In calculating reach for purposes of the ownership cap, the FCC discounts by half the reach of any market in which the station group has only UHF stations.

The discount allows groups to grow far beyond the nominal 39% cap. However, the discount is being challenged in federal court. Oral arguments on the challenge were heard last week.

When the deal was originally presented to the FCC, Sinclair’s post-merger coverage was put at 72%. And it also said it would spin off WPIX New York to a sidecar company, it’s now keeping WPIX.

To bring its Tribune merger below 39%, Sinclair told the FCC in a filing today that it will spin off six stations from the merger.

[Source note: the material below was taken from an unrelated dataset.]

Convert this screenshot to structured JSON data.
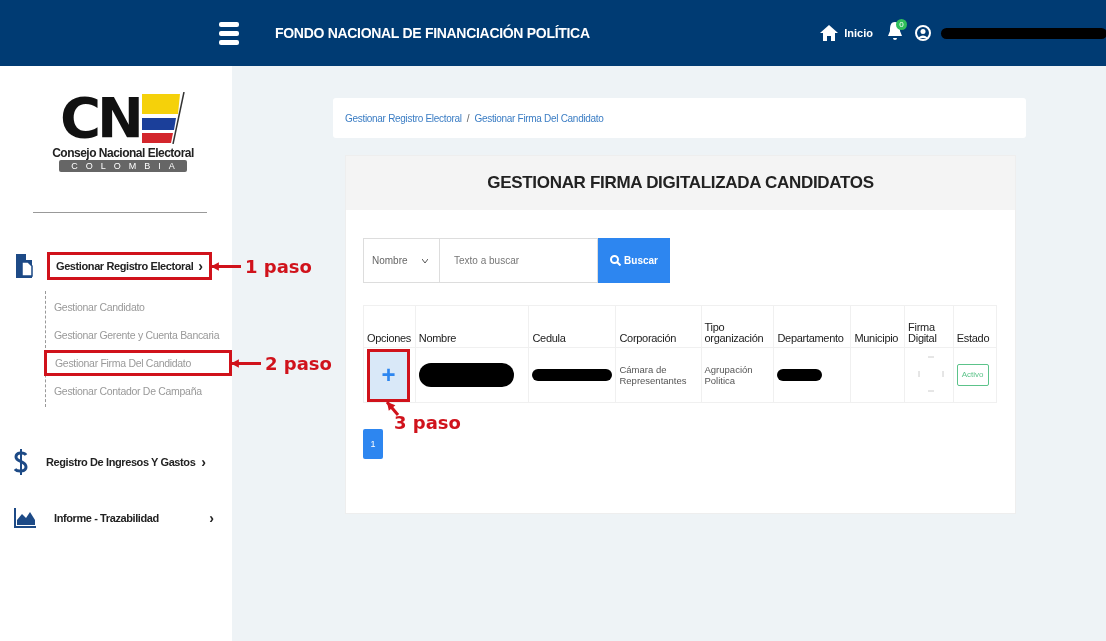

Two of those stations — KDAF Dallas (DMA 5) and KIAH Houston (7) — will go to an affiliated company, Cunningham Broadcasting, a company closely affiliated with Sinclair.

In addition, Sinclair said, it will spin off four stations to an unnamed buyer. They are WSFL Miami (DMA 16), KTXL Sacramento (20), WJW Cleveland (19) and KSWB San Diego (29).

The unnamed buyer is believed to be Fox. Fox is declining to comment on the speculation.

In its FCC filing, Sinclair said that it is also spinning off Tribune flagship WGN Chicago, even though it is not necessary to comply with the cap.

Not counting the WGN spinoff, Sinclair said, its post-merger nominal reach will be 38.86%, below the 39% cap.

Counting the WGN spinoff, the nominal reach falls to 37.39%, giving Sinclair 1.61% of headroom to acquire stations in other markets.

As it said before, WGN will go to Steven Fader, a business associate of Sinclair Executive Chairman David Smith. Sinclair will continue to operate WGN through joint sales and shared services agreements.